VMware Cloud Foundation with Tanzu coupled with vSAN Data Persistence platform module (vDPp) is the answer to this problem. Partner editors are able to take advantage of the platform to provide “as a Service” solutions. They can do so by developing an operator to automate the installation, the configuration and simplify keeping it operational.

 

The service is up and running in one click

 

vDPp is aware of the infrastructure, the application knows how to get the best performances and availability. The operator thereby distributes the required number of instances on different virtualized servers.

This vSAN storage policy ensures data protection and keeps the application instance and its data on the same  virtualization host

 

During maintenance operations, the application is informed about the decommission of a virtualization server. vDPp also proactively communicates with the application if the disks start showing signs of failure.

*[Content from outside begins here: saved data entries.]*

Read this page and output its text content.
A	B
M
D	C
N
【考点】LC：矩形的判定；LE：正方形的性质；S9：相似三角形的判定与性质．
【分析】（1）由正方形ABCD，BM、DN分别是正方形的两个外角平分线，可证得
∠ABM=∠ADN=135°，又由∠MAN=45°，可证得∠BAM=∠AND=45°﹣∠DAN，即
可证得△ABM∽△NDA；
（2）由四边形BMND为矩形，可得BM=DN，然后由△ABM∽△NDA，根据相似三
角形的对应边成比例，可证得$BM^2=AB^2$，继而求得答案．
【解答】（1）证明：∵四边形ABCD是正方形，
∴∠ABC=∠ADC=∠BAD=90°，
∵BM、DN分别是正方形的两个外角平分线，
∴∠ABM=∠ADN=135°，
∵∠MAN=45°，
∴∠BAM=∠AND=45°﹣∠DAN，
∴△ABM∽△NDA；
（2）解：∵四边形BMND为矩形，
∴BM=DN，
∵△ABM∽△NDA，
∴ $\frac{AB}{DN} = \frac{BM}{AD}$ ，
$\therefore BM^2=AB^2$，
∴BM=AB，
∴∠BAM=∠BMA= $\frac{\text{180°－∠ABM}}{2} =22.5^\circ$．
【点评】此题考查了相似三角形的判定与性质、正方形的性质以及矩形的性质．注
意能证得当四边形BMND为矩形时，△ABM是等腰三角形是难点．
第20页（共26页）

Developers consume these services via APIs and stick to only developing their application. They can use an resilient and performant on-demand data service.

 

In Conclusion,

VMware Cloud Foundation with Tanzu platform coupled with vSAN Data persistence provide great agility to keep the data services operational. Thanks to that, developers can focus solely on application development while keeping on using their traditional tools. They have a cloud platform as it exists on public cloud.

VMware Cloud Foundation with Tanzu should be seen as a complete platform designed for the development and hosting of traditional and modern applications with integrated on-demand services.